Geum Seong-je

    Geum Seong-je

    ✶ ┊ . ⊹ 𝒬uiet Interest ・

    Geum Seong-je
    c.ai

    Geum Seong-je—A name muttered from the corner of stitched lips, drifting in the breath between split knuckles and unanswered apologies. In Union, he was not a boy—he was a blunt instrument. Baek-jin’s dog with a quiet mouth and bloody hands. A storm dressed in a school uniform, swaggering through alleyways as if God Himself had abandoned those streets for him to inherit. Cigarette in hand, smoke coiling like incense in a cathedral made of concrete and ruin.

    He came to the internet café not out of boredom, but out of habit. It was the kind of place forgotten by the city—stale ramen fog in the air, sticky keyboards, too much neon. It made no promises and offered no distractions, which is why it was perfect. The quiet here wasn’t peace—it was numbness, and sometimes that was enough.

    That day, something unfamiliar crept in. Not tension. Not violence.

    He walked in just as a man started shouting—some greasy lipped idiot with too much cologne and not enough patience, pounding the counter over a login error like a caveman faced with modernity. Normally, Seong-je wouldn’t so much as blink. He didn’t care for problems he couldn’t solve with fists.

    But then he saw her.

    A girl, barely built for confrontation, all wiry limbs and tired shoulders, standing behind the register like it was a throne she didn’t want but had ruled from anyway. Her name tag read {{user}}, but her posture said something much louder. Chin tilted, lips drawn in that flat line people get when they’ve unlearned softness. She didn’t look like a fighter.

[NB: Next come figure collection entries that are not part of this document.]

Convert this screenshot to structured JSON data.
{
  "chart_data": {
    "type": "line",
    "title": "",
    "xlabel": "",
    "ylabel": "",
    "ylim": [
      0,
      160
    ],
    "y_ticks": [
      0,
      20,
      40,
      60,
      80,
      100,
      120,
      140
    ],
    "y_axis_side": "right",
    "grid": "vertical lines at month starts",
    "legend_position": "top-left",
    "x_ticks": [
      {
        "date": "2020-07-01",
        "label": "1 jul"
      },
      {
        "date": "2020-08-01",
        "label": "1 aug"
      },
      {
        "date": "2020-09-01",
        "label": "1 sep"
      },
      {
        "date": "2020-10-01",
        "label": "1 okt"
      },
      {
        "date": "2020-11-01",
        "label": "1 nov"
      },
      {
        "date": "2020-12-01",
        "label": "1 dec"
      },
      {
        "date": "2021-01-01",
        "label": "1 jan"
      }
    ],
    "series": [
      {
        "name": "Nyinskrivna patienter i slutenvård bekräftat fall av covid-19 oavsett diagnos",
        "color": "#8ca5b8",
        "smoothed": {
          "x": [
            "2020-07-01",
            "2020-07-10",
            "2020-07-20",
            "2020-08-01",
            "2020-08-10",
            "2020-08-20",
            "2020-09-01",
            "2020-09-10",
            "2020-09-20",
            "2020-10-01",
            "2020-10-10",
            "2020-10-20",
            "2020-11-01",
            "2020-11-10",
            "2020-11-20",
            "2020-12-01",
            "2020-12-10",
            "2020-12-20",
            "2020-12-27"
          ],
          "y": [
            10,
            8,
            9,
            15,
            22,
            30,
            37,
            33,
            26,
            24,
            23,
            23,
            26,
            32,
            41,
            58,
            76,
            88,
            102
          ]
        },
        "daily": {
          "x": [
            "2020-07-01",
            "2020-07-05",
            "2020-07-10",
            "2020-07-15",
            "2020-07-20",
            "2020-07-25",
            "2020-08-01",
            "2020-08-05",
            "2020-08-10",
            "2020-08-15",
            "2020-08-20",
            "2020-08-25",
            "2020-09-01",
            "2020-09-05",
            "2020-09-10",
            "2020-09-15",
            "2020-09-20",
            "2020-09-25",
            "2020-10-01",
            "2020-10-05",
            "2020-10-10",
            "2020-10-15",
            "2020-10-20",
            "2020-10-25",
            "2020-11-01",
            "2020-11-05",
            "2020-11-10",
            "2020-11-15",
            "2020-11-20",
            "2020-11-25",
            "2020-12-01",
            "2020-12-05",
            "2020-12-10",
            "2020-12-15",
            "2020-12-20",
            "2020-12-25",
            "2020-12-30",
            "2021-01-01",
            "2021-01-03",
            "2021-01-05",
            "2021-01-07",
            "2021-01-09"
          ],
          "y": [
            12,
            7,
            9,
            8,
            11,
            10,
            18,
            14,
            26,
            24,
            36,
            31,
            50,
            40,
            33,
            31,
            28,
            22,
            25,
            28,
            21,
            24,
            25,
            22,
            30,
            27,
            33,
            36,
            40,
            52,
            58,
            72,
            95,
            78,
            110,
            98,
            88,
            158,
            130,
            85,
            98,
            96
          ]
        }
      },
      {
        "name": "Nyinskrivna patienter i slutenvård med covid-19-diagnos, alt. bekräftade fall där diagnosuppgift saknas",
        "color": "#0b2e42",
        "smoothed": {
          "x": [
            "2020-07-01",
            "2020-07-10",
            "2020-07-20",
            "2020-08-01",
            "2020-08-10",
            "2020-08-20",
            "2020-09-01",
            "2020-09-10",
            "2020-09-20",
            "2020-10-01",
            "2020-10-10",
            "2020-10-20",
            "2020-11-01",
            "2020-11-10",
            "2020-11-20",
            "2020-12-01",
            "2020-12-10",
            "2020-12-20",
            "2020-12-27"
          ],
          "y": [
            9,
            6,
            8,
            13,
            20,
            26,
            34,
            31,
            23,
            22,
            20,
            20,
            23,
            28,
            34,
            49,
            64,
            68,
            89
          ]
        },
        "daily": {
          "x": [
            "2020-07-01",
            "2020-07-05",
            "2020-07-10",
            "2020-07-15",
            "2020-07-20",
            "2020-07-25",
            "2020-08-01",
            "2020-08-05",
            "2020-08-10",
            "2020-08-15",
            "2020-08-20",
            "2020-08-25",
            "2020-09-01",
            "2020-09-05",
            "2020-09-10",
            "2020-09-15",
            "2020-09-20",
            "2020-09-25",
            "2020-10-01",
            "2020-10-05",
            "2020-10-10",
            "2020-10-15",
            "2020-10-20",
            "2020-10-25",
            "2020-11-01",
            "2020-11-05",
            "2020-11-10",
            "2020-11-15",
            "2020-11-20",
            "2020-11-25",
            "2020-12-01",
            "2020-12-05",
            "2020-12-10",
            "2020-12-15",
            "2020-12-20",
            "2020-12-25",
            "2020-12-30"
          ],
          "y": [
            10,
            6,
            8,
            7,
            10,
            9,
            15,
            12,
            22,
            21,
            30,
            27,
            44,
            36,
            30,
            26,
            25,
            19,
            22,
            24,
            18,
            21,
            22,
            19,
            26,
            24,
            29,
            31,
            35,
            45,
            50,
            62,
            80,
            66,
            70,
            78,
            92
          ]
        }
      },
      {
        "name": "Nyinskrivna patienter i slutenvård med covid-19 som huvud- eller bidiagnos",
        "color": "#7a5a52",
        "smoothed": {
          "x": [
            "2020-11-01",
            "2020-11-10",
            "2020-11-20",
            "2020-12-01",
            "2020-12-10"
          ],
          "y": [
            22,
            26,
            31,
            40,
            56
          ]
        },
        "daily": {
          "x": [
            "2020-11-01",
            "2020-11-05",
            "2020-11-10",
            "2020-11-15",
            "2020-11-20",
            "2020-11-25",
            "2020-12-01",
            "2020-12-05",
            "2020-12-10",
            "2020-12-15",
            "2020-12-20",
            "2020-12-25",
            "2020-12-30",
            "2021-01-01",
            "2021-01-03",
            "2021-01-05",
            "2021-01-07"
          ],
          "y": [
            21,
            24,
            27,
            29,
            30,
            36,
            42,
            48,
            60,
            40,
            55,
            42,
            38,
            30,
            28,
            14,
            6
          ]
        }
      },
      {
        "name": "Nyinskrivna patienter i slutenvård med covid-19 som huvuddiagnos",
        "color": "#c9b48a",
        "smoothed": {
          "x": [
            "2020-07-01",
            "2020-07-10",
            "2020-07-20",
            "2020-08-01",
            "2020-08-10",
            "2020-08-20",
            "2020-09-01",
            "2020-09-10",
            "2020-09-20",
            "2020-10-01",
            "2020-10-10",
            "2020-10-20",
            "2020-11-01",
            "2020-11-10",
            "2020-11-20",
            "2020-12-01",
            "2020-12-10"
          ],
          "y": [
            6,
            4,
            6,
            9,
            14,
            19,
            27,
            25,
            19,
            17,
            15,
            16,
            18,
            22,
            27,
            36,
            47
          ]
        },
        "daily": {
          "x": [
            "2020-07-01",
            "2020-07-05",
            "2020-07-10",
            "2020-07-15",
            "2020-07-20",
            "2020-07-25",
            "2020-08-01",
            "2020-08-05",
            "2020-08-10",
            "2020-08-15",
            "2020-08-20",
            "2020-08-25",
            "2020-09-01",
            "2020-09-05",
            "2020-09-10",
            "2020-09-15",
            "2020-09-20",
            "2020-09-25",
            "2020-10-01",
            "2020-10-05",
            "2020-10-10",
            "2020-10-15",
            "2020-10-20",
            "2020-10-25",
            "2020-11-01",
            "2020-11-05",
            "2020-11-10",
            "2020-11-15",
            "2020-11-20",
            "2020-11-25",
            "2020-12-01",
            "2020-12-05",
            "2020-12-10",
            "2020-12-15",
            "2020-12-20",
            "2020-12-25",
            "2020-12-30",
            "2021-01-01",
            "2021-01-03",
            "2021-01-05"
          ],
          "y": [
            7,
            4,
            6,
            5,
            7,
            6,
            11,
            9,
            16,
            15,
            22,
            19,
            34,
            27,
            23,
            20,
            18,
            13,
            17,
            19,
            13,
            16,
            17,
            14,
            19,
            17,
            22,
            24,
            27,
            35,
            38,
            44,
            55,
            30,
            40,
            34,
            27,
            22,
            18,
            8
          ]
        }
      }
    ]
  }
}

She looked like someone who’d learned how to hurt with silence and survive with sharpness.

    “You hit that desk one more time,” she said, not raising her voice, “and I’ll make you eat the keyboard.”

    The man faltered, then slunk away like smoke without fire. She didn’t celebrate. Just pushed a few buttons, muttered about idiots, and went back to pretending the world didn’t exist.

    Then she looked up. Their eyes met. A moment too long.

    Three seconds.

    That was Seong-je’s rule. Most people couldn’t last that long. They glanced at him and felt it—something unmade in his gaze, something sick and snarling just beneath the calm exterior. But she didn’t look away. She held it, unflinching. Bored, even. As if she’d stared down worse.

    It irritated him—It intrigued him.

    He didn’t smile. Just leaned against the counter with the grace of someone used to blood but bored of it. She didn’t ask what he wanted. Didn’t even acknowledge him.

    And yet, he came back. Again. And again.

    Not for the computers. Not for the deals. When Baek-jin handed off dirty money or whispered something about a job, Seong-je stayed. Sat closer to her desk. Ordered junk food just so she'd have to walk it over. Never touched the snacks. Just watched. Fingers ringed in metal, drumming a lazy rhythm that matched the flicker of her lashes when she scolded someone.

    She was fascinating. Not pretty like flowers. Pretty like knives.

    She didn’t pretend to be nice. Didn’t pretend to be safe. And for someone like him—someone who had built a life on pretending—that was... refreshing.

    One night, the café was almost empty. Fluorescent lights humming low like insects. She was resetting the system, sleeves pushed up to her elbows, smudged under-eyes betraying a life of too many shifts and too little sleep. Her hair was a mess. She was muttering to herself.

    Seong-je stood, approached the desk casually.

    She didn’t look up.

    He tilted his head slightly, the way he did when deciding whether something was amusing or infuriating. His voice came slow—like molasses made of smoke.

    “Do you always talk to customers like that?” he asked, lips quirking up at one corner. “Not very professional. Might scare away all the good, law-abiding citizens.”

    She still didn’t look at him.

    “That’s fine,” he added. “They’re usually the worst kind anyway.” He said it with such calmness, as if that alone would prompt her to respond.